How to use Foundry Agent Service with OpenAPI Specified Tools

You can now connect your Azure AI Agent to an external API by using an OpenAPI 3.0 specified tool, enabling scalable interoperability with various applications. By using managed identities (Microsoft Entra ID) for authentication, you can securely enable your custom tools to authenticate access and connections. This approach is ideal for integrating with existing infrastructure or web services.

OpenAPI Specified tool improves your function calling experience by providing standardized, automated, and scalable API integrations that enhance the capabilities and efficiency of your agent. OpenAPI specifications provide a formal standard for describing HTTP APIs. This standard helps people understand how an API works, how a sequence of APIs works together, and it supports generating client code, creating tests, applying design standards, and more. Currently, the OpenAPI 3.0 specified tools support three authentication types: anonymous, API key, and managed identity.

Usage support

Prerequisites

1. Ensure you complete the prerequisites and setup steps in the quickstart.
2. Check the OpenAPI spec for the following requirements:
   1. Although not required by the OpenAPI spec, each function must have an operationId to work with the OpenAPI tool.
   2. The operationId should only contain letters, -, and _. You can modify it to meet this requirement. Use a descriptive name to help models efficiently decide which function to use.

Authenticate with API key

By using API key authentication, you can authenticate your OpenAPI spec through different methods, such as an API key or Bearer token. Each OpenAPI spec supports only one API key security schema. If you need multiple security schemas, create multiple OpenAPI spec tools.

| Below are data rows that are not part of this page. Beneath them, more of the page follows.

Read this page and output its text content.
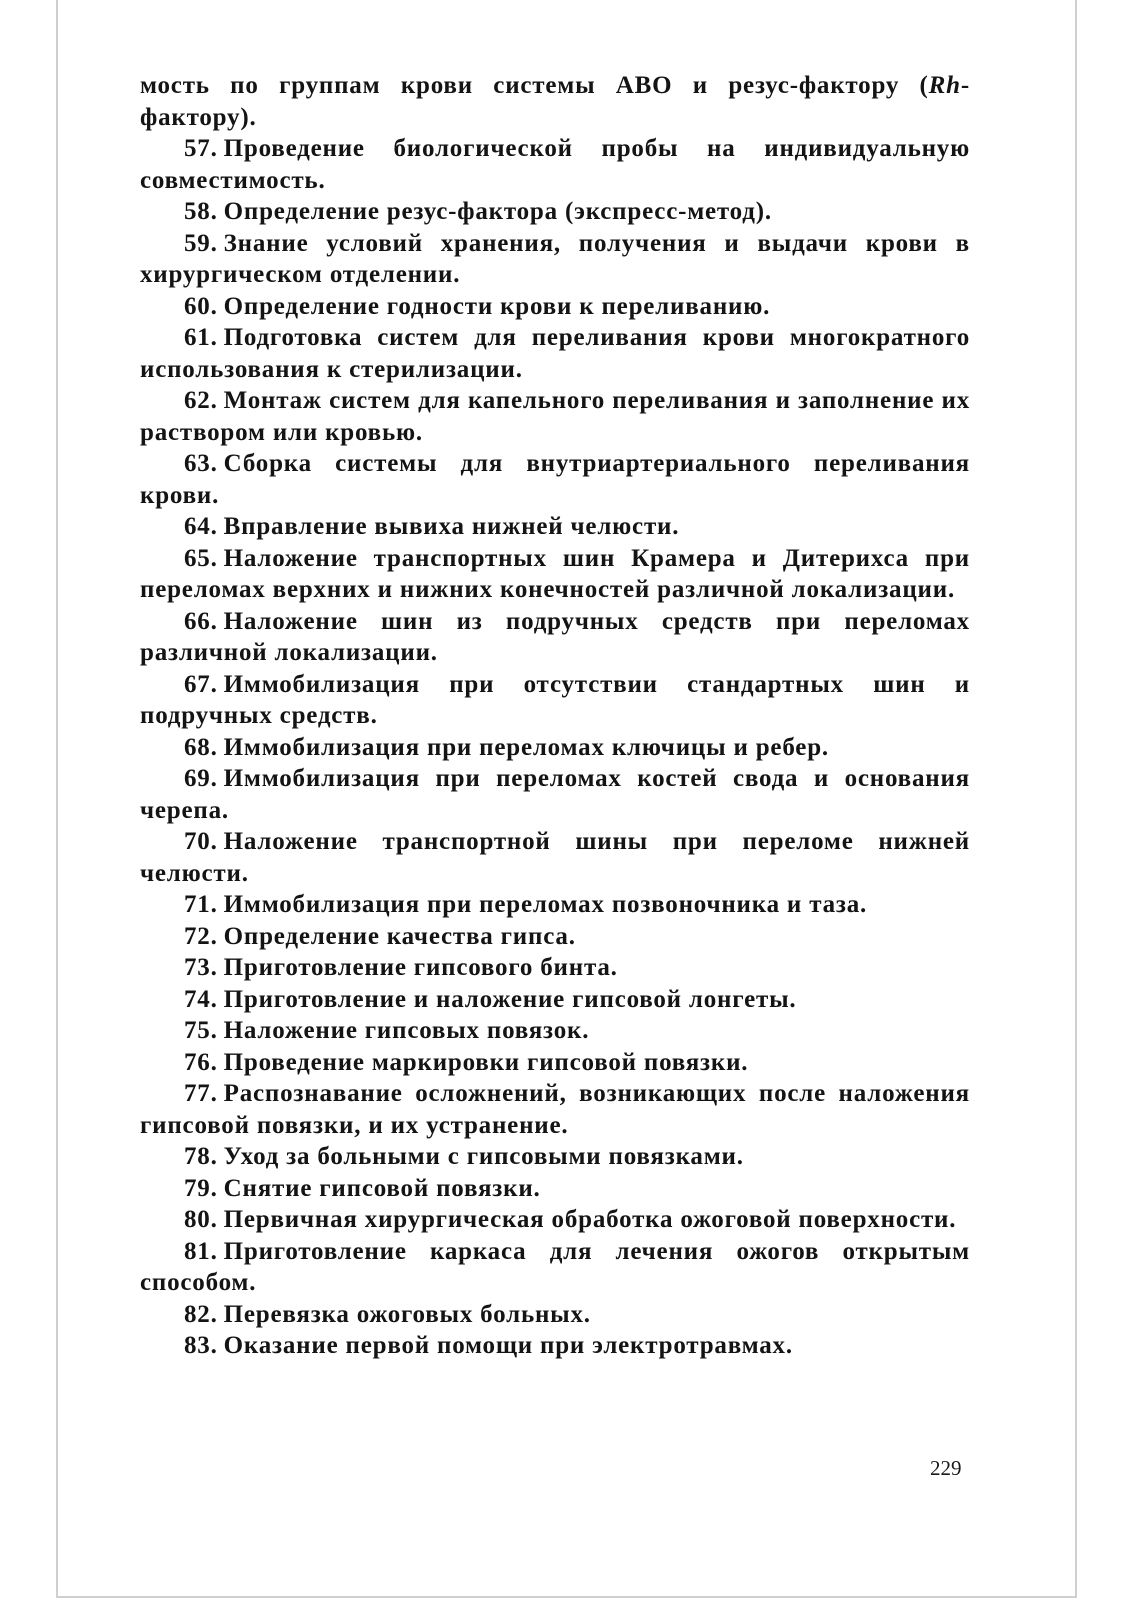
мость по группам крови системы АВО и резус-фактору (Rh-фактору).

57. Проведение биологической пробы на индивидуальную совместимость.

58. Определение резус-фактора (экспресс-метод).

59. Знание условий хранения, получения и выдачи крови в хирургическом отделении.

60. Определение годности крови к переливанию.

61. Подготовка систем для переливания крови многократного использования к стерилизации.

62. Монтаж систем для капельного переливания и заполнение их раствором или кровью.

63. Сборка системы для внутриартериального переливания крови.

64. Вправление вывиха нижней челюсти.

65. Наложение транспортных шин Крамера и Дитерихса при переломах верхних и нижних конечностей различной локализации.

66. Наложение шин из подручных средств при переломах различной локализации.

67. Иммобилизация при отсутствии стандартных шин и подручных средств.

68. Иммобилизация при переломах ключицы и ребер.

69. Иммобилизация при переломах костей свода и основания черепа.

70. Наложение транспортной шины при переломе нижней челюсти.

71. Иммобилизация при переломах позвоночника и таза.

72. Определение качества гипса.

73. Приготовление гипсового бинта.

74. Приготовление и наложение гипсовой лонгеты.

75. Наложение гипсовых повязок.

76. Проведение маркировки гипсовой повязки.

77. Распознавание осложнений, возникающих после наложения гипсовой повязки, и их устранение.

78. Уход за больными с гипсовыми повязками.

79. Снятие гипсовой повязки.

80. Первичная хирургическая обработка ожоговой поверхности.

81. Приготовление каркаса для лечения ожогов открытым способом.

82. Перевязка ожоговых больных.

83. Оказание первой помощи при электротравмах.

229
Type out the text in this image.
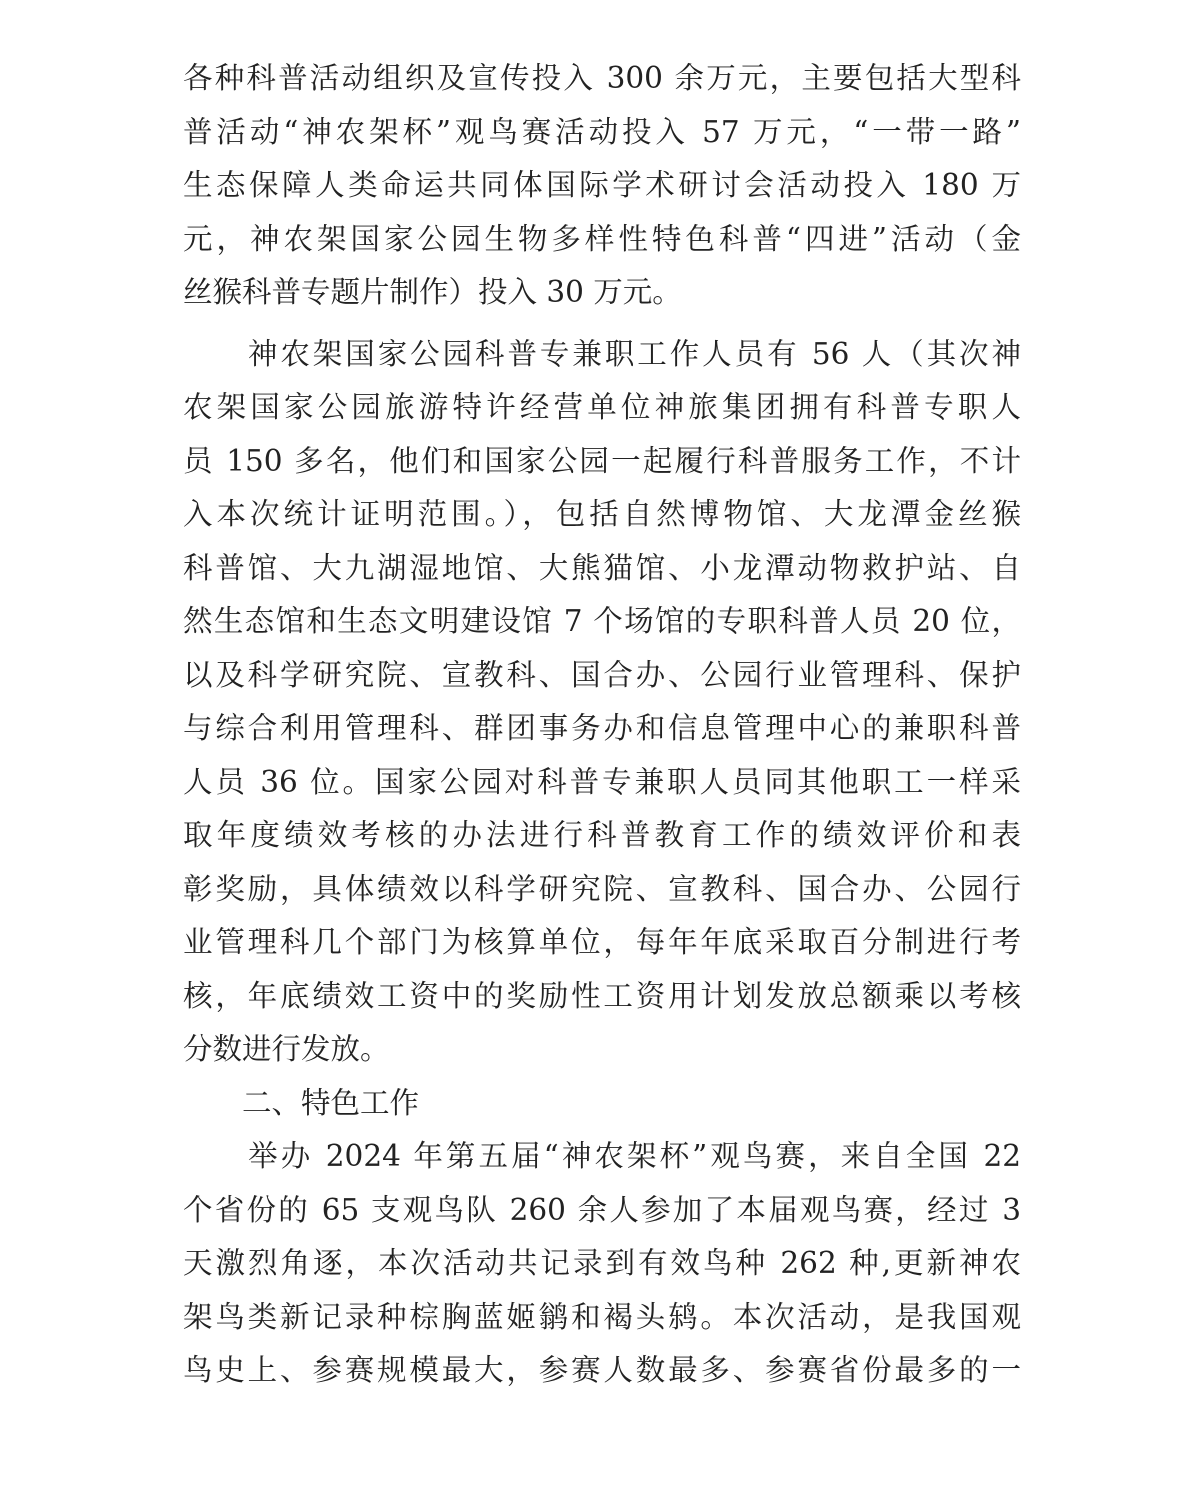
各种科普活动组织及宣传投入 300 余万元，主要包括大型科
普活动“神农架杯”观鸟赛活动投入 57 万元，“一带一路”
生态保障人类命运共同体国际学术研讨会活动投入 180 万
元，神农架国家公园生物多样性特色科普“四进”活动（金
丝猴科普专题片制作）投入 30 万元。
　　神农架国家公园科普专兼职工作人员有 56 人（其次神
农架国家公园旅游特许经营单位神旅集团拥有科普专职人
员 150 多名，他们和国家公园一起履行科普服务工作，不计
入本次统计证明范围。），包括自然博物馆、大龙潭金丝猴
科普馆、大九湖湿地馆、大熊猫馆、小龙潭动物救护站、自
然生态馆和生态文明建设馆 7 个场馆的专职科普人员 20 位，
以及科学研究院、宣教科、国合办、公园行业管理科、保护
与综合利用管理科、群团事务办和信息管理中心的兼职科普
人员 36 位。国家公园对科普专兼职人员同其他职工一样采
取年度绩效考核的办法进行科普教育工作的绩效评价和表
彰奖励，具体绩效以科学研究院、宣教科、国合办、公园行
业管理科几个部门为核算单位，每年年底采取百分制进行考
核，年底绩效工资中的奖励性工资用计划发放总额乘以考核
分数进行发放。
　　二、特色工作
　　举办 2024 年第五届“神农架杯”观鸟赛，来自全国 22
个省份的 65 支观鸟队 260 余人参加了本届观鸟赛，经过 3
天激烈角逐，本次活动共记录到有效鸟种 262 种,更新神农
架鸟类新记录种棕胸蓝姬鹟和褐头鸫。本次活动，是我国观
鸟史上、参赛规模最大，参赛人数最多、参赛省份最多的一
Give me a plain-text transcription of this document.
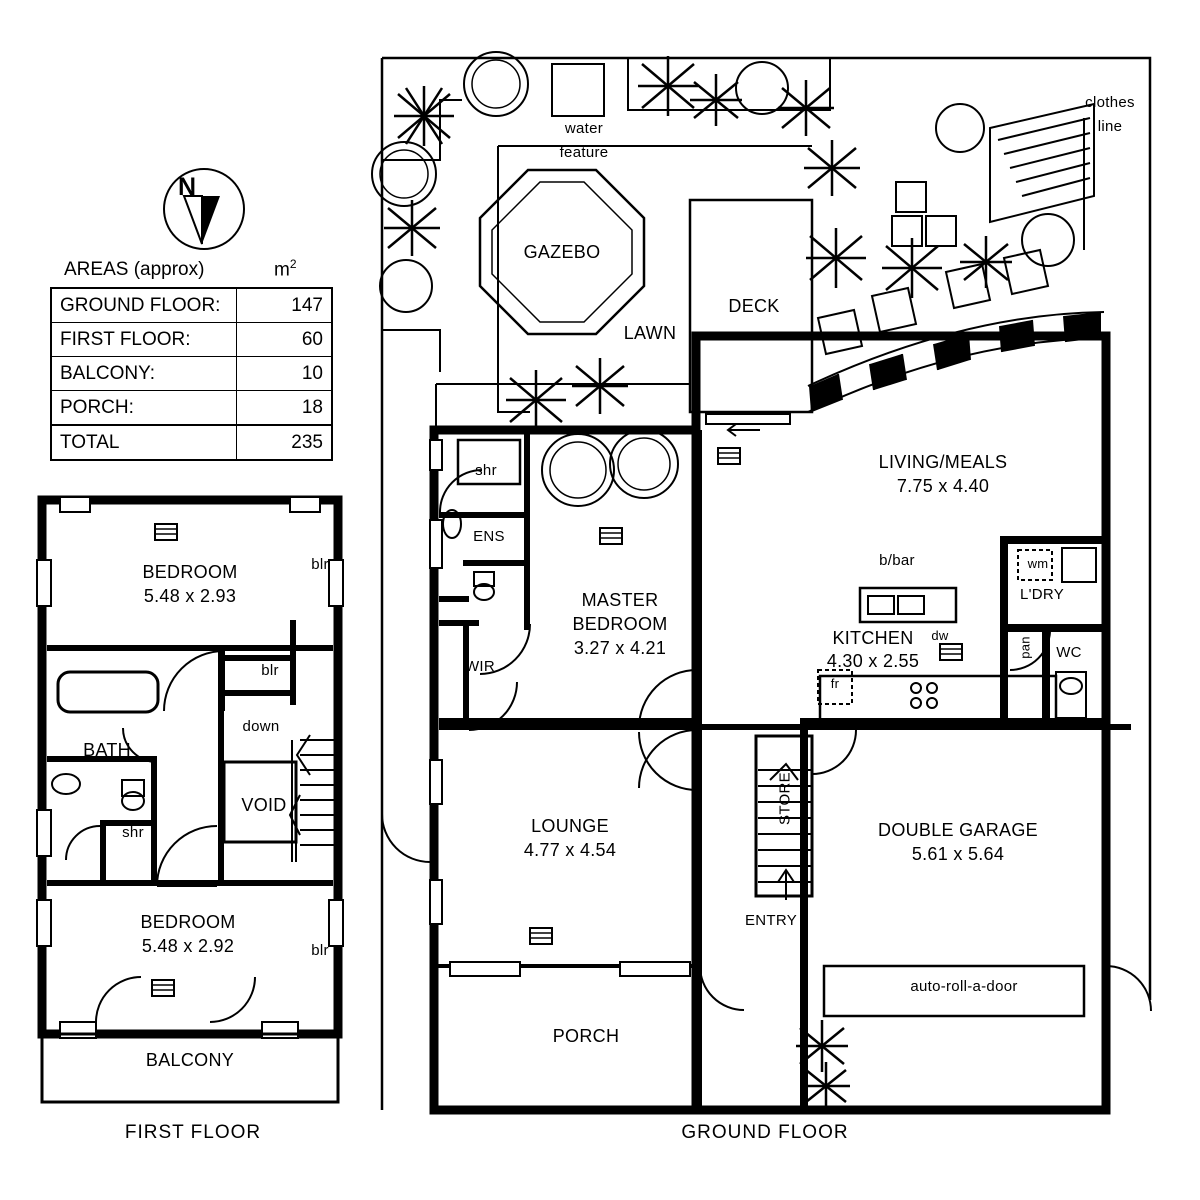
AREAS (approx)	$m^2$
GROUND FLOOR:	147
FIRST FLOOR:	60
BALCONY:	10
PORCH:	18
TOTAL	235
N
BEDROOM
5.48 x 2.93
BEDROOM
5.48 x 2.92
BATH
VOID
BALCONY
blr
blr
blr
shr
down
FIRST FLOOR
MASTER
BEDROOM
3.27 x 4.21
LOUNGE
4.77 x 4.54
LIVING/MEALS
7.75 x 4.40
KITCHEN
4.30 x 2.55
DOUBLE GARAGE
5.61 x 5.64
PORCH
shr
ENS
WIR
STORE
ENTRY
L'DRY
WC
pan
dw
fr
wm
b/bar
auto-roll-a-door
water
feature
GAZEBO
LAWN
DECK
clothes
line
GROUND FLOOR
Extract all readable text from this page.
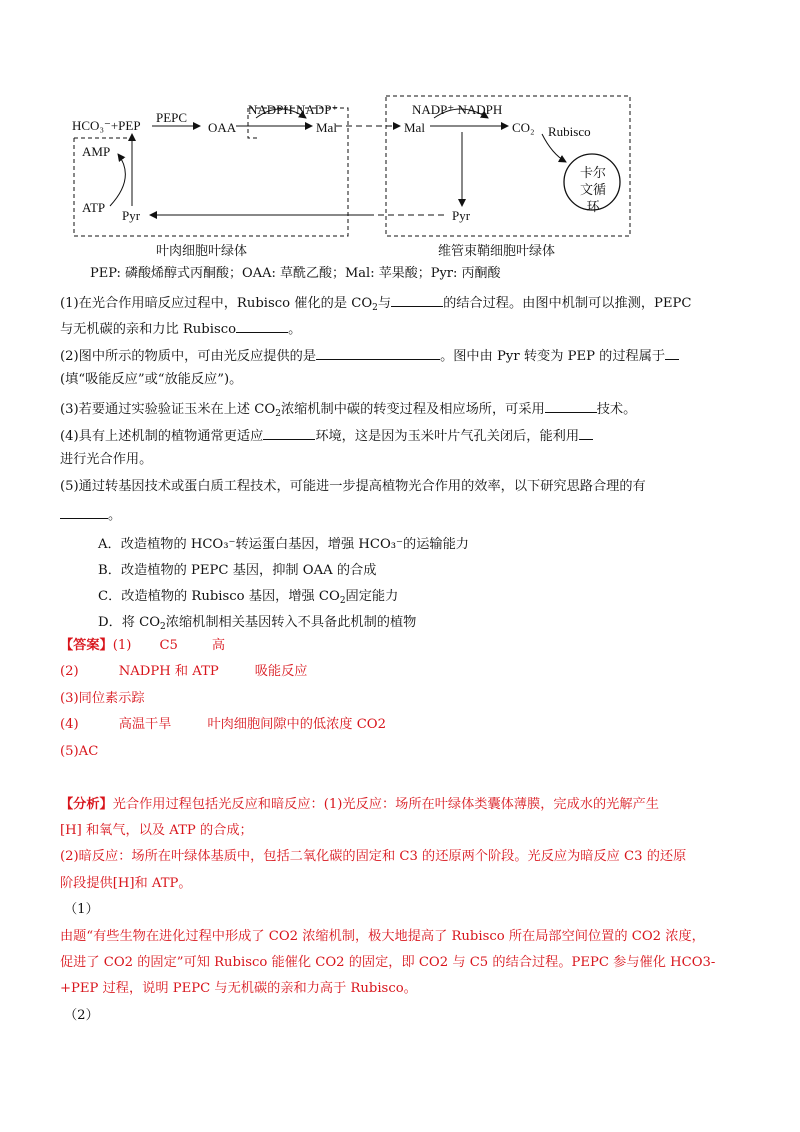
HCO₃⁻+PEP
PEPC
OAA
NADPH NADP⁺
Mal	Mal
NADP⁺ NADPH
CO₂ Rubisco
卡尔文循环
AMP
ATP
Pyr	Pyr
叶肉细胞叶绿体	维管束鞘细胞叶绿体
PEP: 磷酸烯醇式丙酮酸；OAA: 草酰乙酸；Mal: 苹果酸；Pyr: 丙酮酸
(1)在光合作用暗反应过程中，Rubisco 催化的是 $CO_2$与	的结合过程。由图中机制可以推测，PEPC
与无机碳的亲和力比 Rubisco	。
(2)图中所示的物质中，可由光反应提供的是	。图中由 Pyr 转变为 PEP 的过程属于
(填“吸能反应”或“放能反应”)。
(3)若要通过实验验证玉米在上述 $CO_2$浓缩机制中碳的转变过程及相应场所，可采用	技术。
(4)具有上述机制的植物通常更适应	环境，这是因为玉米叶片气孔关闭后，能利用
进行光合作用。
(5)通过转基因技术或蛋白质工程技术，可能进一步提高植物光合作用的效率，以下研究思路合理的有
。
A．改造植物的 HCO₃⁻转运蛋白基因，增强 HCO₃⁻的运输能力
B．改造植物的 PEPC 基因，抑制 OAA 的合成
C．改造植物的 Rubisco 基因，增强 $CO_2$固定能力
D．将 $CO_2$浓缩机制相关基因转入不具备此机制的植物
【答案】(1) C5	高
(2)	NADPH 和 ATP	吸能反应
(3)同位素示踪
(4)	高温干旱	叶肉细胞间隙中的低浓度 CO2
(5)AC
【分析】光合作用过程包括光反应和暗反应：(1)光反应：场所在叶绿体类囊体薄膜，完成水的光解产生
[H] 和氧气，以及 ATP 的合成；
(2)暗反应：场所在叶绿体基质中，包括二氧化碳的固定和 C3 的还原两个阶段。光反应为暗反应 C3 的还原
阶段提供[H]和 ATP。
（1）
由题“有些生物在进化过程中形成了 CO2 浓缩机制，极大地提高了 Rubisco 所在局部空间位置的 CO2 浓度，
促进了 CO2 的固定”可知 Rubisco 能催化 CO2 的固定，即 CO2 与 C5 的结合过程。PEPC 参与催化 HCO3-
+PEP 过程，说明 PEPC 与无机碳的亲和力高于 Rubisco。
（2）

1. Update your OpenAPI spec security schemas. It has a securitySchemes section and one scheme of type apiKey. For example:

    "securitySchemes": {
        "apiKeyHeader": {
                "type": "apiKey",
                "name": "x-api-key",
                "in": "header"
            }
    }
   

   You usually only need to update the name field, which corresponds to the name of key in the connection. If the security schemes include multiple schemes, keep only one of them.

2. Update your OpenAPI spec to include a security section:

   "security": [
        {  
        "apiKeyHeader": []  
        }  
    ]
   

3. Remove any parameter in the OpenAPI spec that needs API key, because the API key is stored and passed through a connection, as described later in this article.

4. Create a custom keys connection to store your API key.

   1. Go to the Microsoft Foundry portal and select Management center from the left navigation pane.

      

   2. Select Connected resources under the AI project in the left navigation pane.

   3. Select + new connection in the settings page.

      Note

      If you regenerate the API key at a later date, you need to update the connection with the new key.

      

   4. Select custom keys in other resource types.

      

   5. Enter the following information

      • key: name field of your security scheme. In this example, it should be x-api-key

        "securitySchemes": {
            "apiKeyHeader": {
                    "type": "apiKey",
                    "name": "x-api-key",
                    "in": "header"
                }
        }
        

      • value: YOUR_API_KEY

      • Connection name: YOUR_CONNECTION_NAME (You use this connection name in the sample code below.)

      • Access: you can choose either this project only or shared to all projects. Just make sure in the sample code below, the project you entered connection string for has access to this connection.

5. After you create a connection, use it through the SDK or REST API. Use the tabs at the top of this article to see code examples.

Authenticate with managed identity (Microsoft Entra ID)

Microsoft Entra ID is a cloud-based identity and access management service that your employees can use to access external resources. By using Microsoft Entra ID, you can add extra security when you authenticate your APIs without needing to use API keys. After you set up managed identity authentication, the Foundry Tool your agent uses handles the authentication.

When configuring managed identity authentication, you need to provide an Audience value. The audience is the OAuth2 resource identifier (also called scope or application ID URI) that identifies which API or service the managed identity can access.

Common audience values:

• Foundry Tools (formerly Azure AI services or Cognitive Services): https://cognitiveservices.azure.com/
• Azure Resource Manager APIs: https://management.azure.com/
• Microsoft Graph: https://graph.microsoft.com/
• Custom APIs registered in Microsoft Entra ID: Use the Application ID URI found in the API's app registration

To set up authentication by using Managed Identity:

1. Make sure your Foundry resource has a system assigned managed identity enabled.

   

2. Create a resource for the service you want to connect to through OpenAPI spec.

3. Assign the proper access to the resource.

   1. Select Access Control for your resource.

   2. Select Add and then add role assignment at the top of the screen.

      

   3. Select the proper role assignment needed. Usually, it requires at least the READER role. Then select Next.

   4. Select Managed identity and then select select members.

   5. In the managed identity dropdown menu, search for Foundry Tools and then select the Foundry Tool of your agent.

   6. Select Finish.

4. After you complete the setup, you can use the tool through the Foundry portal, SDK, or REST API. Use the tabs at the top of this article to see code samples.